A história dá então um salto de pouco mais de oito décadas e chega a 2013, e o mundo não está muito melhor do que outrora. Os Estados Unidos ainda sofrem os efeitos da crise de 2008, e isso coloca o Utópico em posição oposta à de seu irmão, que adotou o codinome Onda Mental. O primeiro acredita que os vigilantes – agora às centenas – devem deixar as soluções políticas e econômicas nas mãos da humanidade, agindo apenas na proteção contra grandes ameaças, enquanto o segundo elabora um plano econômico intrincado com o objetivo de erradicar a pobreza, desigualdade e doenças – a rigor, quase um manifesto comunista.

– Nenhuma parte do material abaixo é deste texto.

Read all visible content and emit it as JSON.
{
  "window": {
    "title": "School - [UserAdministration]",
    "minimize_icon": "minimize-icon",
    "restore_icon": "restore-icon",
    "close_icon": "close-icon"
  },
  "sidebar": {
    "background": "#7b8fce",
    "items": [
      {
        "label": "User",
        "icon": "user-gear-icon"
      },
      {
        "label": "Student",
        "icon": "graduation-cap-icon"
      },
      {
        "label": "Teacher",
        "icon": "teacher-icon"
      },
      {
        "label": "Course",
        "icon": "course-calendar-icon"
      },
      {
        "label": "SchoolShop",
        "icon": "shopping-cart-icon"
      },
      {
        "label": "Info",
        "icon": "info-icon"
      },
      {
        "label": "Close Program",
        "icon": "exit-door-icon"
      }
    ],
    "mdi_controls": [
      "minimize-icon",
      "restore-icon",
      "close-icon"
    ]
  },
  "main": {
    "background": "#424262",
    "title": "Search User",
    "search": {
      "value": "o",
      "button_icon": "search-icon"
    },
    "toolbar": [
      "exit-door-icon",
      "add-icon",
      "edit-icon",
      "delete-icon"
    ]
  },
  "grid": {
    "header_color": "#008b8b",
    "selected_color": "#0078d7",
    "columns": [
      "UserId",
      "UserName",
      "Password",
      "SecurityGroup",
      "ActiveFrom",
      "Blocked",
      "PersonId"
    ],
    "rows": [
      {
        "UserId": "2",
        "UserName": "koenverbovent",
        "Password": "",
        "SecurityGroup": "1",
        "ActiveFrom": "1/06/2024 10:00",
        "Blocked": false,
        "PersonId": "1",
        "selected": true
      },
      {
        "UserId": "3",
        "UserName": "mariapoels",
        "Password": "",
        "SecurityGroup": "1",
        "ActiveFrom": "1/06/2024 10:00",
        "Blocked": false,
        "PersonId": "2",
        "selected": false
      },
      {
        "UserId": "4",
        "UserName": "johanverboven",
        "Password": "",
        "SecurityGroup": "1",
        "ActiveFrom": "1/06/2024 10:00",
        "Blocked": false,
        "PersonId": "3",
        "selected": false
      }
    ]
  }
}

Para piorar, Sheldon e Grace precisam lidar com o desgosto que sentem pelos seus filhos, Chloe e Brandon, que não parecem interessados em seguir os passos deles e mais dispostos a faturar uma grana com patrocínios e afins. Os primeiros capítulos mostram, porém, um conflito familiar mais profundo. Os filhos sofrem com a pressão de terem como exemplo os dois maiores super-heróis do mundo e não se sentem à altura de manter o legado de seus nomes, ao mesmo tempo em que se ressentem das ausências deles durante a infância. Já o Utópico e Lady Liberdade se mostram decepcionados ao verem que seus filhos evitam a todo custo se envolverem em combates – no máximo realizando ações heróicas estúpidas – e se culpam por terem sido tão ausentes no passado.
Além dos conflitos familiares, “O legado de Júpiter” é marcado por grandes reviravoltas, traições e revelações que mostram um dos trabalhos mais interessantes de Mark Millar em muito tempo, contando ainda com o talento de um dos cinco melhores ilustradores da atualidade, Frank Quitely (“Novos X-Men”, “All-Star Superman”), que continua a impressionar com o seu traço, fino, elegante, detalhista e capaz de uma noção de profundidade de campo raramente vista nas HQs. É o tipo de história em quadrinhos que o fã de cultura pop deve conferir o quanto antes.
Vida longa e próspera. E obrigado pelos peixes.